Do flat files have a place in modern cloud-based architectures?

As the world embraces cloud-based solutions, many concepts and tools need to be scrutinised for their viability in this new world.

A flat file is a means of data storage where singular entries are stored within a single row, on a single table, within a single file, where the file exists on its own and does not relate to external data. An example of this would be a CSV (Comma Separated Values) file, where each line describes a record. Flat files can be a very efficient means of storing data as there is little, if any, overhead involved with regards to metadata or relational data that you might find in other data storage methods such relational databases.

Flat files are most useful when data is read sequentially and each entry does not depend on other entries for context, each row standing on its own. This makes it a great candidate for reporting aggregated data or for the export and import of data between systems. However flat files struggle with random access reading, becoming more and more cumbersome, and less performant as more entries are added.

Due to the nature of flat files having each row be monolithic, it can be difficult to prevent duplication of data within its records, with information shared between entries needing to be stored individually on each entry. The advantage of this is that it guarantees that all of the information you might need to understand an entry will exist on this entry, but does mean that storage is inefficient, where file size may be a concern.

Additionally, this duplication of data can lead to an increased computational load when reading the data in the event of aggregated reporting. As each entry must be individually analysed and its uniqueness determined in order to be able to aggregate on this shared data.

The current state of flat files.

Flat files have fallen out of favour, with relational databases taking precedence in many cases, this is due to their improved performance in most modern-day use cases, this is due to most relational database systems using a manged database, using technologies like SQL Server, that allow for data to be managed in memory, as well as allowing for indexing of information. This makes for much faster read speeds when searching across data sets compared to flat files. This is further helped by improvements to the size and speed of RAM.

Another concern on flat files in the cloud is the lack of security within the file itself, anyone who is able to gain access to the file will have unfettered access to all of its contents. This is generally not an issue for files living inside of static storage but can be a great concern when the file is in transit. If a file is interrupted in transit, then the data breach can be extremely severe as there is no way to limit the scope of said breach.

Simply encrypting the file in its entirety would be a poor solution here as the encryption and decryption of the file in its entirety would quickly outweigh the convenience of the flat file’s quick sequential reading.

So, why use flat files over a relational database, or some other form of managed storage?

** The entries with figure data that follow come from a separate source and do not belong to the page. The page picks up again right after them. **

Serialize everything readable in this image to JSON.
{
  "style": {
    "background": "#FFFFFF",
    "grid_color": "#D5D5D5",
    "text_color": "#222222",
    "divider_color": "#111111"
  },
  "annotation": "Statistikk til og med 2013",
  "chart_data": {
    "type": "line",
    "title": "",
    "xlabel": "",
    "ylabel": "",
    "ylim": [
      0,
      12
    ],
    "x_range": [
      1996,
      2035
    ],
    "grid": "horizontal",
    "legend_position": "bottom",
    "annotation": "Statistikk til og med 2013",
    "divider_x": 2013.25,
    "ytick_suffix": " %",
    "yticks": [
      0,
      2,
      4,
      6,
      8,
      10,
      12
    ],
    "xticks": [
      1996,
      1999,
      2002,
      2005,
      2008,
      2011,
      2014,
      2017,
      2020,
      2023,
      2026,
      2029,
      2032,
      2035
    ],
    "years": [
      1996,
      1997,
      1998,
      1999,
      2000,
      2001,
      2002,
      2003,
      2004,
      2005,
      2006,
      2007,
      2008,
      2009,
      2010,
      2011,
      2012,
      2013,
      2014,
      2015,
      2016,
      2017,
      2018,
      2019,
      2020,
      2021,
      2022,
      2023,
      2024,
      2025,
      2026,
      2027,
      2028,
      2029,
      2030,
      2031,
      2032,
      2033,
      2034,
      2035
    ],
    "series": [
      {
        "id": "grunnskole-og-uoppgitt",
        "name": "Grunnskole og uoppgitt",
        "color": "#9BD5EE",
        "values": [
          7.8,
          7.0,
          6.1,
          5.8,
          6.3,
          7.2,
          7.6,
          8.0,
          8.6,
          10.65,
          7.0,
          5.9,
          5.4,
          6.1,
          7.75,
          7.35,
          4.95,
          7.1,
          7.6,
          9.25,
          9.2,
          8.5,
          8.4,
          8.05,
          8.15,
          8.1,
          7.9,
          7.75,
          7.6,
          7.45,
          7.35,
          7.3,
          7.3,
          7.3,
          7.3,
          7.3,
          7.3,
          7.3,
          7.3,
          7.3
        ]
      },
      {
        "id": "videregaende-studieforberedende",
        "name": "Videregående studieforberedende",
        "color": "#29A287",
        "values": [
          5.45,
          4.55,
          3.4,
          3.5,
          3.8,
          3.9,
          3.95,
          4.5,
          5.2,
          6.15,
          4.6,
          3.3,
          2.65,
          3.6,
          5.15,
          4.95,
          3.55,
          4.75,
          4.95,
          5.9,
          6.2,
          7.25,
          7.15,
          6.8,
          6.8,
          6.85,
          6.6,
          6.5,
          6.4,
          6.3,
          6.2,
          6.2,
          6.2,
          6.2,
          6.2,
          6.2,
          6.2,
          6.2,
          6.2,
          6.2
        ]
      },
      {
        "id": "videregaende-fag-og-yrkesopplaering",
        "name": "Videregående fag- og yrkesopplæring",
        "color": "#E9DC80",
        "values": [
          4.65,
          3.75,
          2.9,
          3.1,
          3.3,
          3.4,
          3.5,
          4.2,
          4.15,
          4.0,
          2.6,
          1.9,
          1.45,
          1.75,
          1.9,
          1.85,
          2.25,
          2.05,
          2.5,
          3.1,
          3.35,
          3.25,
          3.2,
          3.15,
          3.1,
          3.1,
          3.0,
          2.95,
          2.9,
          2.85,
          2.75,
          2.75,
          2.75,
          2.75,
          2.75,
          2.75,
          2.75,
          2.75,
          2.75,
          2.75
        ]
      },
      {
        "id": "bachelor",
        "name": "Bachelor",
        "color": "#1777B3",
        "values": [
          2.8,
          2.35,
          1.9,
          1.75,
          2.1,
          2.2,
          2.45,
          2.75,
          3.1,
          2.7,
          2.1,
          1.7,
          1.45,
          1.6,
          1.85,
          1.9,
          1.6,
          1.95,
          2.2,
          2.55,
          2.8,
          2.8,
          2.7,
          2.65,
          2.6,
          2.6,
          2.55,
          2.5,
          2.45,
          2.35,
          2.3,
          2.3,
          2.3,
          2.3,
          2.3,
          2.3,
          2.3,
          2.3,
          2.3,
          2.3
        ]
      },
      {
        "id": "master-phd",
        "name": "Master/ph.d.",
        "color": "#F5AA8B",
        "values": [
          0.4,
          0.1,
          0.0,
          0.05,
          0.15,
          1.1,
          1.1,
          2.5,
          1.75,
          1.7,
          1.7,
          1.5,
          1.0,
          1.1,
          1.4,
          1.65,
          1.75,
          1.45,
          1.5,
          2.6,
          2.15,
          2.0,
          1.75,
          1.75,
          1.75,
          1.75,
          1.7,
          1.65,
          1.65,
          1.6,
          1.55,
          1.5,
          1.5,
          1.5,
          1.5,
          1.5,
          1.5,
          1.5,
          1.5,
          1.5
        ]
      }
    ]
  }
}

In modern cloud solutions, storage is cheap. Logs and auditing data are often lengthy and expensive data sets to manage inside of a managed data storage solution, and are rarely, if ever read from by the systems themselves. Exporting logs and auditing data into flat files to be stored within the blob storage of your cloud solution can save costs on your primary database.

However, this is with the condition that these files remain within the ecosystem of the cloud solution to avoid security risk, or that these files do not contain sensitive information.

As with most solutions, flat files do have their place, in the right scenario, depending on the needs of the system, however generally they can be very limiting with regards to computational workloads, due to the poor random-access performance and the lack of relational information, leading to a poor showing in statistical analysis or live processing of data.

A flat file’s benefit is generally in long term storage of data, and not in the storage of live or active data. It can be useful though in storing data for jobs running over a queue, where the expectation is that each row can be addressed individually in succession.

This can be useful in actions that run in a certain frequency, such as daily or monthly, to make calculations based on the individual events/entries within the file; for example, services that consolidate actions between different service centres might use flat files to process the sequence of those changes, such as systems like Youtube that aggregate usage data between centres, where view counts on videos need to be updated, but real-time information is less of a priority compared to the performance of the system not being slowed down by multiple concurrent read/writes on that individual field.